Sarah Armoush, a researcher from Open Lab, led an activity where she asked youth members to reflect on what skills and hopes they wish to carry with them to the future. This reflective exercise allowed them to construct a suitcase that represents their past while also speculating about future goals and aspirations. This activity aimed to blend futures thinking with research-through-design practices within the future leaders of IFRC’s network. 

Hidden artefacts

Inspired by the concept of ‘Guerilla Futures’ (Candy, 2010), there were hidden artefacts across the exhibition. These hidden artefacts mirrored mundane objects that could be found at the event, such as business cards, newspapers, and posters, but that when looked at closer, they reflected futures scenarios. For instance, business cards had slightly different look-and-feel that reflected future roles the membership might have over the next years like ‘Cyberwarfare First Responder’ or ‘Crowdsourcing and Peer-to-Peer Mobilisation Officer’. Another example of these artefacts was ‘The New World Times’, a newspaper with stories written and illustrated by volunteers from the research phase. The purpose of creating these artefacts and spreading them across the venue was to encourage spontaneous interactions and discussions about the future with attendees in a light, yet creative way.

Personal reflections

The three phases described above deeply exemplify my professional expertise blending together rigorous research, participatory processes, and strategic design.

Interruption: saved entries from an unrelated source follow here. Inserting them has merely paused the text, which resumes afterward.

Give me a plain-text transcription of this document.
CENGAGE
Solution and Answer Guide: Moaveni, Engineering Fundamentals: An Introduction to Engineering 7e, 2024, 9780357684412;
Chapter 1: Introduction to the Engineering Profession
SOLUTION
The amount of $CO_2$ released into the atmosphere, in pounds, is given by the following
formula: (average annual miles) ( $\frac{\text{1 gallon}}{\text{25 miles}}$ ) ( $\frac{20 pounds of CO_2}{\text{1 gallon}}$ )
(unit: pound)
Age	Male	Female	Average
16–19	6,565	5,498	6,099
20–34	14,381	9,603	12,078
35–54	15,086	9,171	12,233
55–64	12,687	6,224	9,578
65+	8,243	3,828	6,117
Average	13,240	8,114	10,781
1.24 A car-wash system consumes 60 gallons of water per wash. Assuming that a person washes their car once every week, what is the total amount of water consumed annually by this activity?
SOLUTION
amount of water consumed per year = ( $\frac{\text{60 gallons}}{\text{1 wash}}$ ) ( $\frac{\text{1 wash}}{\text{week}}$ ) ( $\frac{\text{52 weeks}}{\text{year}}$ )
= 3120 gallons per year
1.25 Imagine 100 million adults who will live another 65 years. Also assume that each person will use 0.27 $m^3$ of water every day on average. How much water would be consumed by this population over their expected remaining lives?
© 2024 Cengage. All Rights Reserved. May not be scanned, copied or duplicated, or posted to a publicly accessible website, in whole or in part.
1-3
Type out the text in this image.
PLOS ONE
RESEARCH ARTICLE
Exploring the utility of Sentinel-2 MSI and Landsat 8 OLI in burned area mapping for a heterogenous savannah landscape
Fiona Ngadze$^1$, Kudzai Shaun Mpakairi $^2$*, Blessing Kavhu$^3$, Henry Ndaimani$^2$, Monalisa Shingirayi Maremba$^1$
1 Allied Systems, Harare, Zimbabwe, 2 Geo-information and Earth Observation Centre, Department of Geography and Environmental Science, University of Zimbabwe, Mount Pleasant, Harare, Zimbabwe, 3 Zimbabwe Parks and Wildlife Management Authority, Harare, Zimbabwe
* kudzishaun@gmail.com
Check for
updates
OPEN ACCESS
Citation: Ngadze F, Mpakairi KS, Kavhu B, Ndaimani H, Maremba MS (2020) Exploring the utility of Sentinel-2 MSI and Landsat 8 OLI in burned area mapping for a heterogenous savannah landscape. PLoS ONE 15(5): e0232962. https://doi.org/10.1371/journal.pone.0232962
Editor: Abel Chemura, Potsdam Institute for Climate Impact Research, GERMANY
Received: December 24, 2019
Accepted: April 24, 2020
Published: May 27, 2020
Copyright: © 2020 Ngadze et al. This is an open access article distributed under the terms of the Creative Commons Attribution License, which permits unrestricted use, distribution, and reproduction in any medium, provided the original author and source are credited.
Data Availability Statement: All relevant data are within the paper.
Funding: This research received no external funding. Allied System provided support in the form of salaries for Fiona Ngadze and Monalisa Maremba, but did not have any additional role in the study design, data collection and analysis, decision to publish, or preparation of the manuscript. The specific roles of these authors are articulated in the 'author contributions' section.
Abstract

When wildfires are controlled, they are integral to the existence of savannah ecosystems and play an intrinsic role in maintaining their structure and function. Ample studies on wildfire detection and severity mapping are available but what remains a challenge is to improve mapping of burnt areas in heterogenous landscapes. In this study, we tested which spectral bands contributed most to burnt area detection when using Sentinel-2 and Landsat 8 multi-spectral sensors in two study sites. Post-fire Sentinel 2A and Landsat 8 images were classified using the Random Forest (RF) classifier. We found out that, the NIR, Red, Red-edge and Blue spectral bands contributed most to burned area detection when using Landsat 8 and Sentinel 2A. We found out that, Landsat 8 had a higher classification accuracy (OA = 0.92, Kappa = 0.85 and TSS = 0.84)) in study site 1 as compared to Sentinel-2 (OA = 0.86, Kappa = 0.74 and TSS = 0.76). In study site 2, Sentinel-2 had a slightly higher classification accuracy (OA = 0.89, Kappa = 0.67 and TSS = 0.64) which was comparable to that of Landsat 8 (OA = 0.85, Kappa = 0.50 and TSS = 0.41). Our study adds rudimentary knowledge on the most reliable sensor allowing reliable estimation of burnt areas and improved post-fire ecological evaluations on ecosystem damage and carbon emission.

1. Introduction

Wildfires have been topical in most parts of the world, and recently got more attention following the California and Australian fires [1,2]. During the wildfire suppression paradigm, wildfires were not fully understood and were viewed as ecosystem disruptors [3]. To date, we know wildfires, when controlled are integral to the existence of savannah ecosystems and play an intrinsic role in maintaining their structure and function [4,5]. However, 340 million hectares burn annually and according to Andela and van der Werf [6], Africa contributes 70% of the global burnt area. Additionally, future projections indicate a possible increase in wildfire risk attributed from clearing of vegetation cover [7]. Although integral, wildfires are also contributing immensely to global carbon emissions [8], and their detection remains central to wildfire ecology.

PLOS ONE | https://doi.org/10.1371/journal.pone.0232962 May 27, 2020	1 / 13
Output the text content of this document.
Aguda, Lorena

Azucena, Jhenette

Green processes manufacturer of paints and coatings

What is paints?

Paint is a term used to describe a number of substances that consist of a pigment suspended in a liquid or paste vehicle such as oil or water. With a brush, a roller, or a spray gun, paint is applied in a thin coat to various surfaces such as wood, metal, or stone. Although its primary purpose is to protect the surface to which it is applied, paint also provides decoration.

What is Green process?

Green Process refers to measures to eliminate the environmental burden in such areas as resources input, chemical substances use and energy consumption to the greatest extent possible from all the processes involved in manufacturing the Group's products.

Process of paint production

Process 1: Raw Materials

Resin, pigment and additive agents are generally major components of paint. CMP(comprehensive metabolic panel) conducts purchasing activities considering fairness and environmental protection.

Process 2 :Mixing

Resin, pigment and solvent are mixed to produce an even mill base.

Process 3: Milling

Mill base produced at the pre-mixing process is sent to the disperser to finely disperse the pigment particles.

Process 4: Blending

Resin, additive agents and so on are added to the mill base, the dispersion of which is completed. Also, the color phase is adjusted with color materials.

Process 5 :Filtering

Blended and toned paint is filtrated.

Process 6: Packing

Indeed, this exhibition materialised a whole process that made it accessible for everyday people to think about their personal and organisational futures through creativity and imagination. At the same time, it made it possible not only to envision the promising opportunities for the largest humanitarian network but also provide a safe space to visualise the challenges lying ahead for humanity. 

At the heart of this project was learning the potential of speculative design as a method to steer organisational decision-making. As Dunne & Raby (2013, p.2) mention in their book:

“This form of [speculative] design thrives on imagination and aims to create spaces for discussion and debate about alternative ways of being […] acting as a catalyst for collectively redefining our relationship to reality.”

Dunne & Raby (2013, p.2)

This notion resonates with my views as a designer and researcher, acknowledging the privilege I hold to work with people to reflect on possible and preferable futures. 

Lastly, it was an honour working with an incredibly talented team as part of the IFRC Solferino Academy. Special thanks to Tom Nappey (Design Researcher) from Open Lab, whom I worked closely with on this project and learned from his thoroughness and design skills.